Authorisation Number: 1051443445482

Date of advice: 25 October 2018

Ruling

Subject: Capital gains tax

Question

Can you apply the full main residence exemption on the disposal of your interest in a property and disregard the capital gain?

Answer

Yes. You did not have an interest in any other dwelling as your main residence and the dwelling was your main residence throughout your ownership period. Further information can be found by searching 'QC 22168’ on ato.gov.au

This ruling applies for the following period:

Year ended 30 June 2018

The scheme commences on:

1 July 2017

Relevant facts and circumstances

In 19XX, more than 2 hectares of land was purchased by family members as the legal owners.

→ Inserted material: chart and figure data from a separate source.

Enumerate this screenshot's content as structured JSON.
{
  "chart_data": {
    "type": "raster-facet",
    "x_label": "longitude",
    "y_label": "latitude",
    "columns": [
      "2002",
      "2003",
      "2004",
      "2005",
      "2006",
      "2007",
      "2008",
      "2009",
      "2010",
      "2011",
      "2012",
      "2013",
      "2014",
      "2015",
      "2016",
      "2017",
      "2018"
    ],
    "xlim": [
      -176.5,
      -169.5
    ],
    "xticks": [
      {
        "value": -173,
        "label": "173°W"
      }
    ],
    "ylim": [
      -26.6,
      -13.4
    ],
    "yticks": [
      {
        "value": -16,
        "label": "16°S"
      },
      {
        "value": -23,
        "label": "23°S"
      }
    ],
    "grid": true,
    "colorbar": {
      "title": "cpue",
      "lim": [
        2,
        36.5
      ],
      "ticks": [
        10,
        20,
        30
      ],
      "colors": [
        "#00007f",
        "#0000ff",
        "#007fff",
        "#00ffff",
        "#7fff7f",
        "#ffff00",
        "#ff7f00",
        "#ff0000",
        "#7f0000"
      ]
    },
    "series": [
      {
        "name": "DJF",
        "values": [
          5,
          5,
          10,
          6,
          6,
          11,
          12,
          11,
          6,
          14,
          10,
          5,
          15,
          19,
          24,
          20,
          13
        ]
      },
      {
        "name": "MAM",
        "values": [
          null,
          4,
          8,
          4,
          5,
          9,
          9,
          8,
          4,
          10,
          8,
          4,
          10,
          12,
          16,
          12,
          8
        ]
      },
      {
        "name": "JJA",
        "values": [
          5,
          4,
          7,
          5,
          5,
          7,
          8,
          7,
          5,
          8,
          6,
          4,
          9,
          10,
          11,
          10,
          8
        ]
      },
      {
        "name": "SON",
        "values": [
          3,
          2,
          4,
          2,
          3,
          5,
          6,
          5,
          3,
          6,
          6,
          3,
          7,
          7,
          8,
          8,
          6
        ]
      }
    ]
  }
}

On or around the same time your parents gave money in consideration to the legal owners allowing your parents to construct a residence on this land, now known as the property.

At the financial cost to your parents, the legal owners then allowed your parents to reside in the constructed dwelling free of rent for their lifetime.

You moved into the dwelling in 19XX to take care of your parents.

Your Parent A passed away in 19XX and you became the full time carer for your Parent B.

In 20XX, your Parent B executed a will and you were named as the sole beneficiary.

In 20XX a Deed of Agreement (DOA) was executed between all parties, in association with the property. You provided a copy of the DOA in your application.

The agreement also stipulated that allowed you to reside in the dwelling rent free for a period five years from the date of your Parent B’s death. The legal owners would be responsible for certain expenses and you would be responsible for certain expenses.

When the property sold you would be entitled to the value of the dwelling.

Your Parent B passed away in 20XX.

In 20XX it was agreed by the remaining parties, the property would be sold. Independent land valuations were obtained by both parties. The valuation you obtained was used in preference to the valuation obtained by the legal owners. Each party paid their own cost for these valuations.

The property sold in 20XX.

Stipulated in the DOA, you agreed to pay the capital gain tax (CGT) to the legal owners upon sale.

Relevant legislative provisions

Income Tax Assessment Act 1997 section 104-10

Income Tax Assessment Act 1997 section 118-110.